すると必然的にあいつの告白現場を目撃する訳であって、
「あ、あのっ、春久くんのことがすきですっ!…私じゃ駄目ですか?」
聞こえた。
モヤモヤ、この感情に支配される。
「ごめん、俺大事なやつがいるんだよね。だから君とは付き合えない」
「それ、誰か教えてくれないんですか?納得いきません!」
あいつの大事な人は誰なんだろう。何故俺にすら言えないのだろう。
あいつは、なんて応えるんだろう
「それは言えない、俺の片思いだから。今はこの距離がいいんだ」
「どっちにしろ私には勝ち目ないんですね…」
「うん、俺はそいつのことすっごい大切だから」
ズキン、と心が痛む。
前までは失恋で立ち直れないとかどんだけだよ、と友人に軽口叩いたけど俺も人の事言えなかったんだな。
「その子には告白しないんですか?」
「今は一緒に、近くに居れる、それだけで充分なんだ。
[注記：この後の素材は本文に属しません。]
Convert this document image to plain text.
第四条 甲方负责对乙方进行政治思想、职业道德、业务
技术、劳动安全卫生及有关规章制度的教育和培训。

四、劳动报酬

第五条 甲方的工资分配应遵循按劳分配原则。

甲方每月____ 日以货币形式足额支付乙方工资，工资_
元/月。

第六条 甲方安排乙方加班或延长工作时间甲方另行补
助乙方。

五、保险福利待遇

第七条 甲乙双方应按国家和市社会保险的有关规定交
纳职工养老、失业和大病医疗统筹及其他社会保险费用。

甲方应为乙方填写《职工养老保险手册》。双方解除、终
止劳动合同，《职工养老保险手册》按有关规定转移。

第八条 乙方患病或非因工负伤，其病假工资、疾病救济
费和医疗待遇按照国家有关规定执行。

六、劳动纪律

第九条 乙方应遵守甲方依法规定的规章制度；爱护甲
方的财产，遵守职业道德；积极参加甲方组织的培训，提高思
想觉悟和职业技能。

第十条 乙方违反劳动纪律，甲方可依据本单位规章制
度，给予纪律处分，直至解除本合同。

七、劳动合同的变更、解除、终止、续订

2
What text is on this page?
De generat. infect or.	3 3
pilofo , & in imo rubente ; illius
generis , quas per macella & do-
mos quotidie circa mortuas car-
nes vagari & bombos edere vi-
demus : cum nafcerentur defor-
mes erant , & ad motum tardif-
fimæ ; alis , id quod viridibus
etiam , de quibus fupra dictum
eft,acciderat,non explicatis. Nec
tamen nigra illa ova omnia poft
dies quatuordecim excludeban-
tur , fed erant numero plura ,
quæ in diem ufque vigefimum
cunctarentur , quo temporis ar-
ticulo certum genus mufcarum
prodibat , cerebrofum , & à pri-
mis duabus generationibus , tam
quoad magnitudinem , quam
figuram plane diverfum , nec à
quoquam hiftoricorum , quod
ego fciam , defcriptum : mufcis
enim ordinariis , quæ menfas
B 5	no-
だからまだ告白はしない、出来ない」
「両想いって可能性は考えないんですか?」
「うん、あいつは俺の事親友だと思ってるから」
お前も俺と同じなんだな
じゃあ、俺はそれを心から応援しよう。お前の一番近くで。
「そう…ですか、今日は来ていただいてありがとうございました。少しすっきりした気がします」
「気持ちに応えられなくてごめんね、それじゃあ!」
そう言って春久は帰って行った。
残された冴木さんは1人声を押し殺して泣いていた。
それはこの夕焼けには不釣り合いだった。